What happened to ‘zero problems’?
As the tension between Turkey and the al-Assad regime - the genocidal tyranny in Syria - reaches new heights, a number of Turkish commentators are questioning the wisdom of Ankara. They are particularly criticizing Ahmet Davutoğlu, Turkish Foreign Minister, and asking what happened to his vision of “zero problems with neighbors.”
However, although I always find Ankara’s wisdom questionable - there have even been times when I have claimed that such a notion does not exist - I believe that Turkey’s policy toward Syria is actually worthy of praise.
Here is why. Davutoğlu’s “zero problems with neighbors” vision was mainly an effort to get rid of Turkey’s internal dynamics, which have made the country suspicious and hostile to its neighborhood, if not the whole world.
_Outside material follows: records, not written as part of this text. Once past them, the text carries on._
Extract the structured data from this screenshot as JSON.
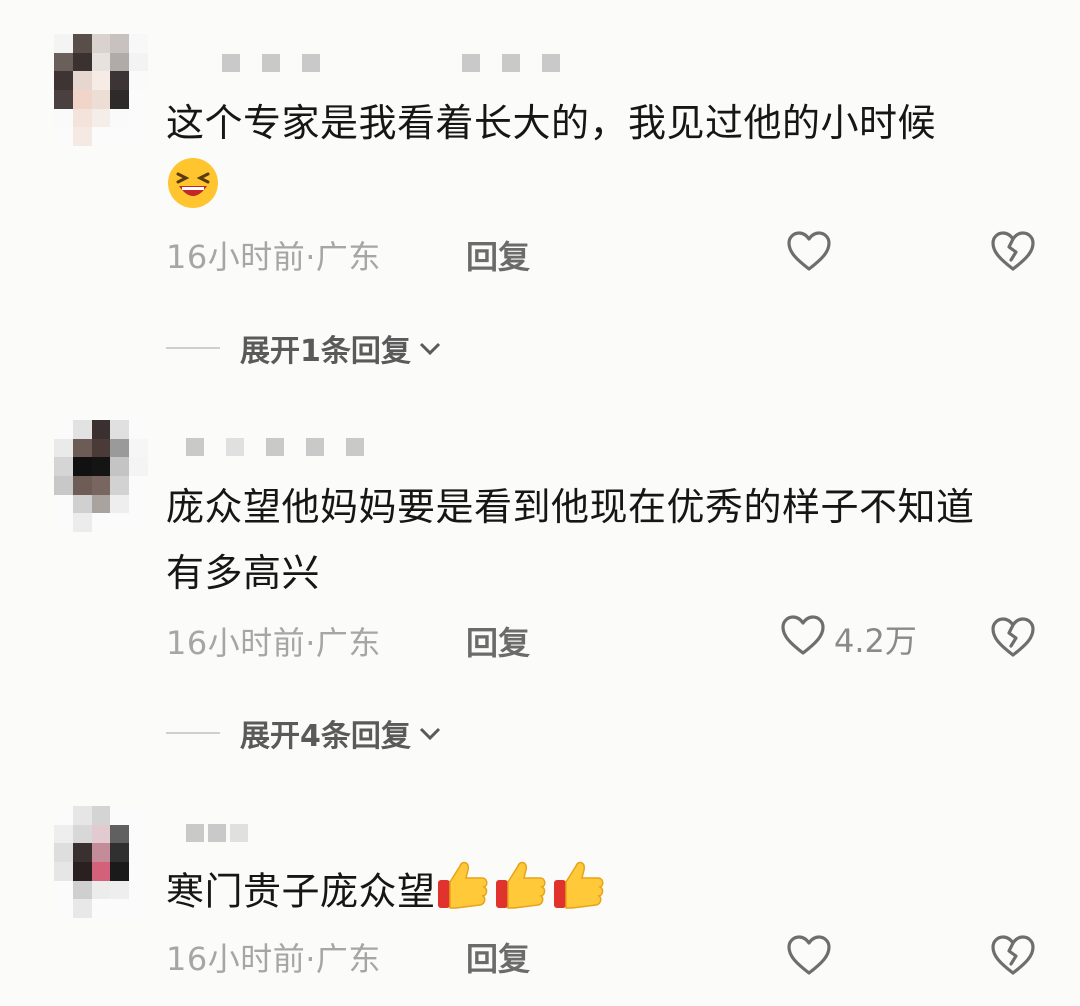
{
  "comments": [
    {
      "text": "这个专家是我看着长大的，我见过他的小时候",
      "emoji": "laughing-face-icon",
      "time": "16小时前",
      "location": "广东",
      "reply_label": "回复",
      "likes": "",
      "expand_label": "展开1条回复"
    },
    {
      "text": "庞众望他妈妈要是看到他现在优秀的样子不知道有多高兴",
      "time": "16小时前",
      "location": "广东",
      "reply_label": "回复",
      "likes": "4.2万",
      "expand_label": "展开4条回复"
    },
    {
      "text": "寒门贵子庞众望",
      "emoji": "thumbs-up-icon",
      "time": "16小时前",
      "location": "广东",
      "reply_label": "回复",
      "likes": ""
    }
  ],
  "meta_separator": "·",
  "colors": {
    "text": "#161616",
    "meta": "#a6a6a6",
    "reply": "#6b6b6b",
    "background": "#fbfbf9"
  }
}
For decades, Turkish kids were taught in school: “Turkey is a country surrounded on three sides by sea, and from four sides by enemies.” Similarly, the Turkish foreign policy elite was focused on protecting absurd “red lines” - such as that there are no people on earth called “Kurds”- rather than understanding political realities and adapting to them.
The Davutoğlu vision has worked, at least to some extent. Turkey lifted visas with dozens of countries, boosting travel and trade. Ankara’s old enemies, such as Iraqi Kurdistan, gradually became its friends. And Syria, a country that Turkey had considered yet another enemy for a long time, turned into the shining example of “zero problems.”
Yet all of this was before the Arab Spring, a historic epoch that Ankara, like everybody else, did not foresee. At first, the Turkish government openly supported the chain revolutions in Tunisia and Egypt, but that was not too difficult as the Ben Ali and Mubarak regimes were unfriendly to Turkey anyway. In Libya, however, Turkey had both good relations with Gadhafi and a great amount of investments. So, would Turkey rush to support the Libyan opposition, or rather try to be the neutral party that “speaks to all sides”?
Ankara tried the latter option in the early months of the Libyan revolution, but the sobering protests it received from the Libyan rebels came as a wake-up call. Then, very quickly, Erdoğan and Davutoğlu raised their support for the opposition and became one of the key friends of the Libyan Revolution.
The same pattern was repeated in Syria. First Turkey, as a party that could talk “with all sides,” tried to persuade the al-Assad regime to engage in a peaceful transition of power. Davutoğlu visited Damascus again and again to convince the regime to stop killing unarmed protesters and accept their legitimate demands. But the leopard did not change its spots, and the regime proved to be monstrous.
The rest is the history of Turkish denunciation of the al-Assad regime and Ankara’s support for the Syrian opposition. As a Turk, I feel proud that my government acted in this way. I would have been utterly ashamed had it chosen to maintain “zero problems” with a genocidal regime, as countries like Russia, Iran and China are doing these days.
Finally, there is the rise of Syrian Kurdistan, for which Ankara is again being blamed at home. But the fear of outside Kurds is a policy of the “Old Ankara” that Davutoğlu has abolished. In other words, Turkey’s good relations with Iraqi Kurdistan might be extended to Syrian Kurdistan, which will be in need of the friendship and not the enmity of Turkey.
In other words, the world can change and Turkey can be on the right side of history, despite taking risks. Davutoğlu gets that. For that he deserves not criticism, but support.